L'article 150 U-II-1° du CGI prévoit que ne sont pas soumis à l'impôt sur le revenu les immeubles ou parties d'immeubles qui constituent la résidence principale du cédant au jour de la cession. Cette disposition s'applique également aux associés de SCI translucides fiscalement, conformément aux dispositions de l'article 8 du même code.

 

La doctrine BOFIP précise à ce sujet :

L'associé d'une société immobilière non transparente qui relève de l'article 8 du CGI, de l'article 8 bis du CGI ou de l'article 8 ter du CGI, qui occupe, à titre de résidence principale, un immeuble ou une partie d'immeuble appartenant à cette société et que celle-ci met, en droit ou en fait, gratuitement à sa disposition, bénéficie, en cas de cession à titre onéreux de cet immeuble ou de cette partie d'immeuble, de l'exonération prévue en matière d'habitation principale, de la même manière que s'il en avait été lui-même propriétaire (Débats Sénat du 24 novembre 2003, JO Sénat n° 108 S CR du 25 novembre 2003).

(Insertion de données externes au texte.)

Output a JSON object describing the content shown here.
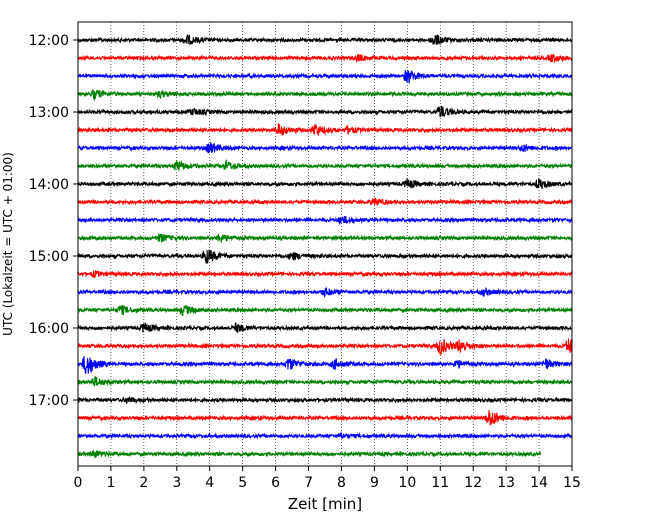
{
  "chart_data": {
    "type": "line",
    "title": "",
    "xlabel": "Zeit  [min]",
    "ylabel": "UTC (Lokalzeit = UTC + 01:00)",
    "xlim": [
      0,
      15
    ],
    "x_ticks": [
      0,
      1,
      2,
      3,
      4,
      5,
      6,
      7,
      8,
      9,
      10,
      11,
      12,
      13,
      14,
      15
    ],
    "x_tick_labels": [
      "0",
      "1",
      "2",
      "3",
      "4",
      "5",
      "6",
      "7",
      "8",
      "9",
      "10",
      "11",
      "12",
      "13",
      "14",
      "15"
    ],
    "y_tick_labels": [
      "12:00",
      "13:00",
      "14:00",
      "15:00",
      "16:00",
      "17:00"
    ],
    "y_tick_traces": [
      0,
      4,
      8,
      12,
      16,
      20
    ],
    "trace_interval_min": 15,
    "trace_colors": [
      "#000000",
      "#ff0000",
      "#0000ff",
      "#008000"
    ],
    "vertical_grid": true,
    "grid_style": "dotted",
    "traces": [
      {
        "start": "12:00",
        "events": [
          [
            3.3,
            0.8
          ],
          [
            10.8,
            1.0
          ]
        ]
      },
      {
        "start": "12:15",
        "events": [
          [
            8.5,
            0.5
          ],
          [
            14.4,
            0.6
          ]
        ]
      },
      {
        "start": "12:30",
        "events": [
          [
            10.0,
            1.2
          ]
        ]
      },
      {
        "start": "12:45",
        "events": [
          [
            0.5,
            0.7
          ],
          [
            2.5,
            0.5
          ]
        ]
      },
      {
        "start": "13:00",
        "events": [
          [
            11.0,
            1.0
          ],
          [
            3.5,
            0.5
          ]
        ]
      },
      {
        "start": "13:15",
        "events": [
          [
            6.1,
            1.0
          ],
          [
            7.2,
            1.0
          ],
          [
            8.2,
            0.5
          ]
        ]
      },
      {
        "start": "13:30",
        "events": [
          [
            4.0,
            0.9
          ],
          [
            13.5,
            0.5
          ]
        ]
      },
      {
        "start": "13:45",
        "events": [
          [
            3.0,
            0.8
          ],
          [
            4.5,
            0.7
          ]
        ]
      },
      {
        "start": "14:00",
        "events": [
          [
            10.0,
            0.7
          ],
          [
            14.0,
            0.8
          ]
        ]
      },
      {
        "start": "14:15",
        "events": [
          [
            9.0,
            0.5
          ]
        ]
      },
      {
        "start": "14:30",
        "events": [
          [
            8.0,
            0.6
          ]
        ]
      },
      {
        "start": "14:45",
        "events": [
          [
            2.5,
            0.6
          ],
          [
            4.3,
            0.6
          ]
        ]
      },
      {
        "start": "15:00",
        "events": [
          [
            3.9,
            1.3
          ],
          [
            6.5,
            0.6
          ]
        ]
      },
      {
        "start": "15:15",
        "events": [
          [
            0.5,
            0.4
          ]
        ]
      },
      {
        "start": "15:30",
        "events": [
          [
            7.5,
            0.6
          ],
          [
            12.3,
            0.5
          ]
        ]
      },
      {
        "start": "15:45",
        "events": [
          [
            1.3,
            0.7
          ],
          [
            3.2,
            0.8
          ]
        ]
      },
      {
        "start": "16:00",
        "events": [
          [
            2.0,
            0.7
          ],
          [
            4.8,
            0.7
          ]
        ]
      },
      {
        "start": "16:15",
        "events": [
          [
            11.0,
            1.4
          ],
          [
            11.6,
            1.0
          ],
          [
            14.9,
            1.3
          ]
        ]
      },
      {
        "start": "16:30",
        "events": [
          [
            0.25,
            2.0
          ],
          [
            6.4,
            1.0
          ],
          [
            7.8,
            0.8
          ],
          [
            11.5,
            0.6
          ],
          [
            14.2,
            0.8
          ]
        ]
      },
      {
        "start": "16:45",
        "events": [
          [
            0.5,
            0.8
          ]
        ]
      },
      {
        "start": "17:00",
        "events": [
          [
            1.5,
            0.4
          ]
        ]
      },
      {
        "start": "17:15",
        "events": [
          [
            12.5,
            1.5
          ]
        ]
      },
      {
        "start": "17:30",
        "events": [
          [
            8.0,
            0.3
          ]
        ]
      },
      {
        "start": "17:45",
        "end_min": 14.05,
        "events": [
          [
            0.5,
            0.5
          ]
        ]
      }
    ]
  }
}
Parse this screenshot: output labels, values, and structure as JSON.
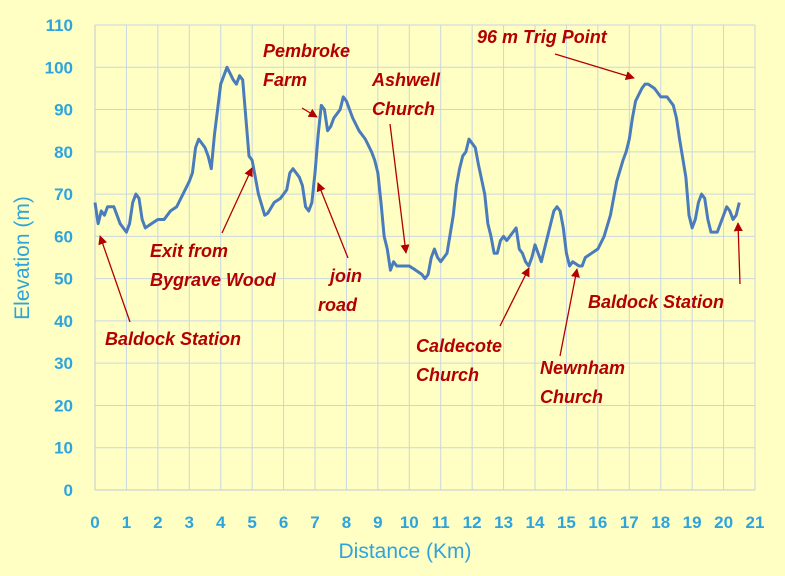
{
  "chart_data": {
    "type": "line",
    "xlabel": "Distance (Km)",
    "ylabel": "Elevation (m)",
    "xlim": [
      0,
      21
    ],
    "ylim": [
      0,
      110
    ],
    "xticks": [
      0,
      1,
      2,
      3,
      4,
      5,
      6,
      7,
      8,
      9,
      10,
      11,
      12,
      13,
      14,
      15,
      16,
      17,
      18,
      19,
      20,
      21
    ],
    "yticks": [
      0,
      10,
      20,
      30,
      40,
      50,
      60,
      70,
      80,
      90,
      100,
      110
    ],
    "grid": true,
    "series": [
      {
        "color": "#4a7bbb",
        "x": [
          0,
          0.1,
          0.2,
          0.3,
          0.4,
          0.6,
          0.8,
          1.0,
          1.1,
          1.2,
          1.3,
          1.4,
          1.5,
          1.6,
          1.8,
          2.0,
          2.2,
          2.4,
          2.6,
          2.8,
          3.0,
          3.1,
          3.2,
          3.3,
          3.5,
          3.6,
          3.7,
          3.8,
          3.9,
          4.0,
          4.2,
          4.4,
          4.5,
          4.6,
          4.7,
          4.8,
          4.9,
          5.0,
          5.1,
          5.2,
          5.4,
          5.5,
          5.7,
          5.9,
          6.0,
          6.1,
          6.2,
          6.3,
          6.4,
          6.5,
          6.6,
          6.7,
          6.8,
          6.9,
          7.0,
          7.1,
          7.2,
          7.3,
          7.4,
          7.5,
          7.6,
          7.8,
          7.9,
          8.0,
          8.2,
          8.4,
          8.6,
          8.8,
          8.9,
          9.0,
          9.1,
          9.2,
          9.3,
          9.4,
          9.5,
          9.6,
          9.8,
          10.0,
          10.2,
          10.4,
          10.5,
          10.6,
          10.7,
          10.8,
          10.9,
          11.0,
          11.2,
          11.4,
          11.5,
          11.6,
          11.7,
          11.8,
          11.9,
          12.1,
          12.2,
          12.4,
          12.5,
          12.6,
          12.7,
          12.8,
          12.9,
          13.0,
          13.1,
          13.3,
          13.4,
          13.5,
          13.6,
          13.7,
          13.8,
          13.9,
          14.0,
          14.1,
          14.2,
          14.3,
          14.4,
          14.5,
          14.6,
          14.7,
          14.8,
          14.9,
          15.0,
          15.1,
          15.2,
          15.4,
          15.5,
          15.6,
          15.8,
          16.0,
          16.2,
          16.4,
          16.6,
          16.8,
          16.9,
          17.0,
          17.1,
          17.2,
          17.4,
          17.5,
          17.6,
          17.8,
          18.0,
          18.2,
          18.4,
          18.5,
          18.6,
          18.8,
          18.9,
          19.0,
          19.1,
          19.2,
          19.3,
          19.4,
          19.5,
          19.6,
          19.8,
          20.0,
          20.1,
          20.2,
          20.3,
          20.4,
          20.5
        ],
        "values": [
          68,
          63,
          66,
          65,
          67,
          67,
          63,
          61,
          63,
          68,
          70,
          69,
          64,
          62,
          63,
          64,
          64,
          66,
          67,
          70,
          73,
          75,
          81,
          83,
          81,
          79,
          76,
          84,
          90,
          96,
          100,
          97,
          96,
          98,
          97,
          88,
          79,
          78,
          74,
          70,
          65,
          65.5,
          68,
          69,
          70,
          71,
          75,
          76,
          75,
          74,
          72,
          67,
          66,
          68,
          75,
          84,
          91,
          90,
          85,
          86,
          88,
          90,
          93,
          92,
          88,
          85,
          83,
          80,
          78,
          75,
          68,
          60,
          57,
          52,
          54,
          53,
          53,
          53,
          52,
          51,
          50,
          51,
          55,
          57,
          55,
          54,
          56,
          65,
          72,
          76,
          79,
          80,
          83,
          81,
          77,
          70,
          63,
          60,
          56,
          56,
          59,
          60,
          59,
          61,
          62,
          57,
          56,
          54,
          53,
          55,
          58,
          56,
          54,
          57,
          60,
          63,
          66,
          67,
          66,
          62,
          56,
          53,
          54,
          53,
          53,
          55,
          56,
          57,
          60,
          65,
          73,
          78,
          80,
          83,
          88,
          92,
          95,
          96,
          96,
          95,
          93,
          93,
          91,
          88,
          83,
          74,
          65,
          62,
          64,
          68,
          70,
          69,
          64,
          61,
          61,
          65,
          67,
          66,
          64,
          65,
          68
        ]
      }
    ],
    "annotations": [
      {
        "text": [
          "Baldock Station"
        ]
      },
      {
        "text": [
          "Exit from",
          "Bygrave Wood"
        ]
      },
      {
        "text": [
          "Pembroke",
          "Farm"
        ]
      },
      {
        "text": [
          "join",
          "road"
        ]
      },
      {
        "text": [
          "Ashwell",
          "Church"
        ]
      },
      {
        "text": [
          "Caldecote",
          "Church"
        ]
      },
      {
        "text": [
          "Newnham",
          "Church"
        ]
      },
      {
        "text": [
          "96 m Trig Point"
        ]
      },
      {
        "text": [
          "Baldock Station"
        ]
      }
    ]
  }
}
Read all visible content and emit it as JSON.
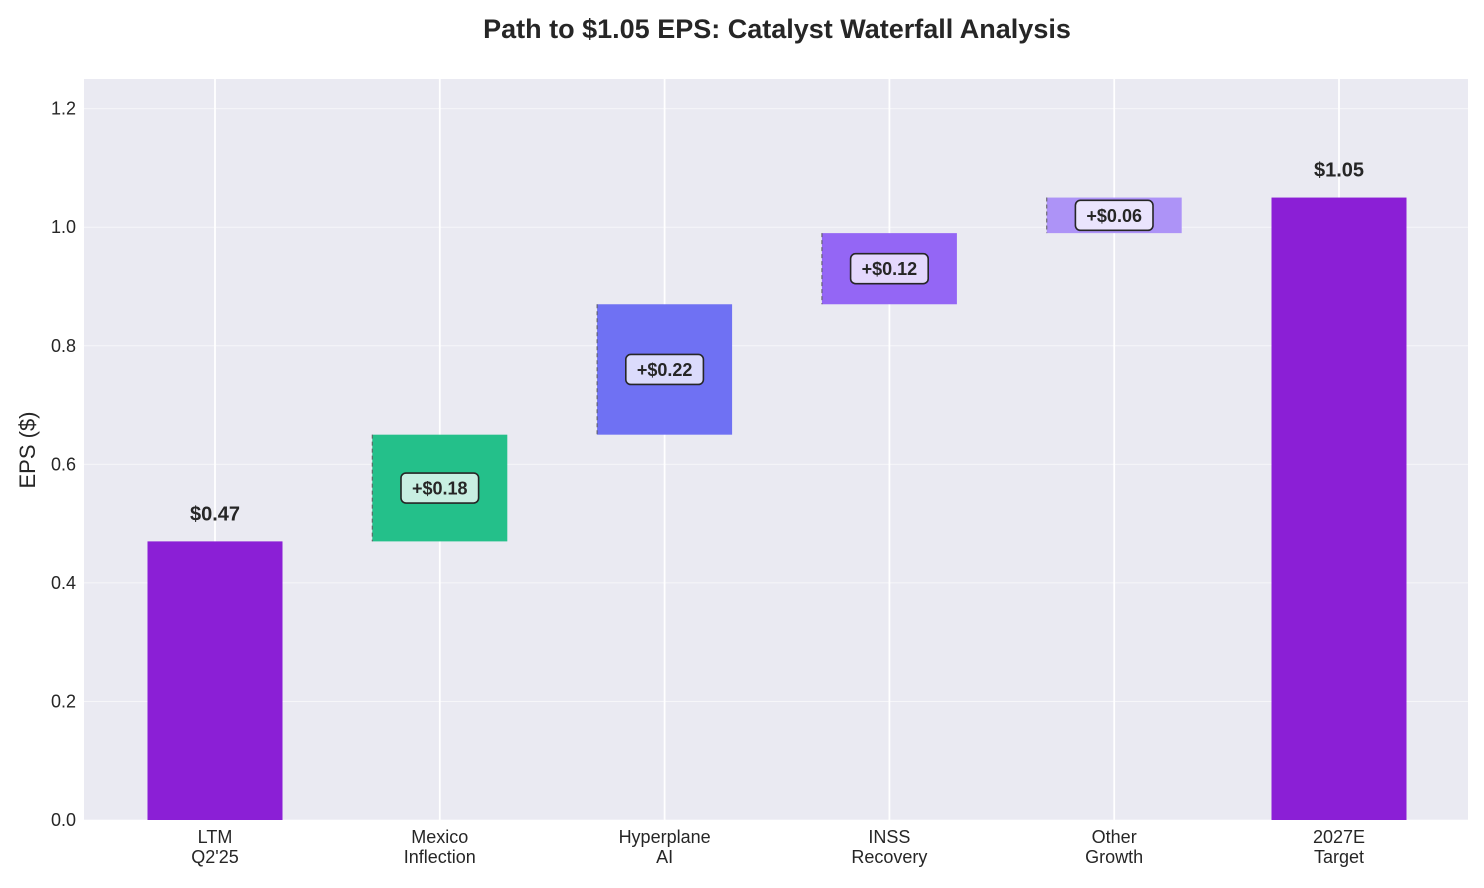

Dans cette hypothèse, l'exonération ne porte que sur :

- la fraction de l'immeuble occupé par l'associé à titre de résidence principale ;

- la quote-part revenant à cet associé.

 

BOI-RFPI-PVI-10-40-10, n°140

Il ressort de cette même doctrine que lorsque l'immeuble ou la partie d'immeuble cédé est pour partie affecté à usage d'habitation et pour partie à usage professionnel, seule la fraction de la plus-value afférente à la cession de la partie privative qui constitue la résidence principale du cédant peut bénéficier de l'exonération.

 

La jurisprudence administrative a progressivement précisé les contours de cette exonération, notamment lorsque l'immeuble a fait l'objet d'une affectation mixte, combinant usage d'habitation et usage professionnel ou commercial. La question de la temporalité de cette affectation mixte et de ses conséquences sur l'exonération demeure toutefois délicate à trancher.

 

Rappel des faits :

M. A, associé de la SCI DMS, occupait à titre de résidence principale un bien immobilier situé à Vallauris que la société avait acquis le 16 novembre 2015. À compter du 1er janvier 2016, une partie de ce bien avait été louée à la Société de CS pour un usage commercial. Cette location a pris fin le 31 décembre 2018 suite à la résiliation du bail par le locataire.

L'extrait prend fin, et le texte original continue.